A recent letter in the Sun stated that is was unfair that the coal industry receives so much criticism while the supporters of wind power weren’t criticized for the half million birds their generators killed every year. Some readers wrote me asking why people like I, who claim to be concerned about the environment, don’t take the wind industry to task for that slaughter.
Well, the main reason is because the half million number isn’t true. It’s very difficult to get accurate numbers, but according to a study in the National Academies Press, wind generators kill about 20,000 birds a year, primarily songbirds. However, even if they killed 10 times more, hundreds of millions of birds are killed each year when they fly into buildings, another 130 million are killed by high voltage wires, and nearly that many, we suspect, by cats.
The half million number is often quoted by Faux News, which calls wind turbines “bird blenders,” and was the estimate of a single biologist. They’re apparently not bothered by the massive destruction of warbler habitat by coal mines in West Virginia, the million birds that are killed each year in oil field production pits, or the fossil fuel caused climate change that is driving many bird species to extinction.
Having said that, I should tell you that I have many serious questions about wind turbines, like their longevity, maintenance costs, economic competitiveness with natural gas, and the lack of an adequate electrical grid. For one thing, they’re often sited stupidly, like when they put the nation’s oldest wind farm, in Altamont Pass in California, right in the middle of prime hunting and migratory territory for raptors.
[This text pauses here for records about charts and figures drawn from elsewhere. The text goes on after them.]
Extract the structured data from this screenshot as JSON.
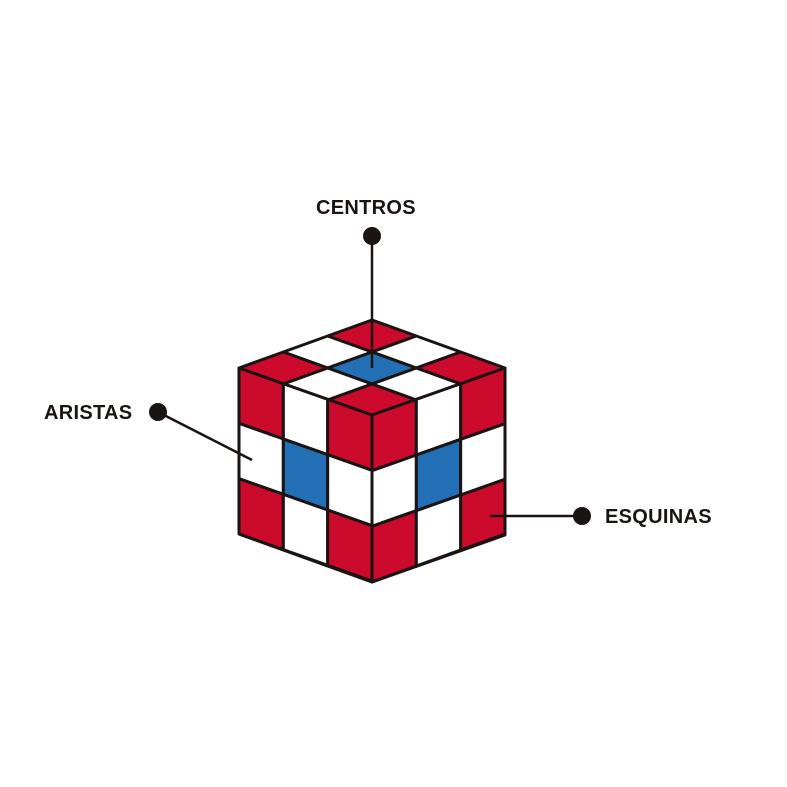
{
  "labels": {
    "centros": "CENTROS",
    "aristas": "ARISTAS",
    "esquinas": "ESQUINAS"
  },
  "colors": {
    "red": "#cc0a2b",
    "blue": "#2470b6",
    "white": "#ffffff",
    "line": "#1a1412"
  },
  "cube": {
    "top": [
      [
        "red",
        "white",
        "red"
      ],
      [
        "white",
        "blue",
        "white"
      ],
      [
        "red",
        "white",
        "red"
      ]
    ],
    "left": [
      [
        "red",
        "white",
        "red"
      ],
      [
        "white",
        "blue",
        "white"
      ],
      [
        "red",
        "white",
        "red"
      ]
    ],
    "right": [
      [
        "red",
        "white",
        "red"
      ],
      [
        "white",
        "blue",
        "white"
      ],
      [
        "red",
        "white",
        "red"
      ]
    ]
  }
}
And while I think that Wind Turbine Syndrome is just another psychogenic illness, I personally find wind turbines too annoying to countenance.
Naperville no longer buys its electricity from Wall Street, but from the Illinois Municipal Electric Agency that has a diverse supply base to provide low, stable prices to its members. As a couple of readers suggest, they do indeed presently embrace wind generation. But they won’t for long if it proves expensive or unreliable. It’s not about birds; it’s about money.
We already have an ideal renewable energy source, the metal-cooled integral fast neutron reactor. If we replaced our 100 most polluting coal plants with nuclear reactors of any modern design we would substantially solve our emission and climate problems.
Yet the reason we will probably never do that is more fear mongering, distortions, and misinformation, this time from the political left. It is completely unjust to compare modern fourth generation reactors with things like the obsolete and incompetently operated reactors at Fukushima, yet they do it repeatedly. How can you call yourself a progressive if you don’t believe in progress?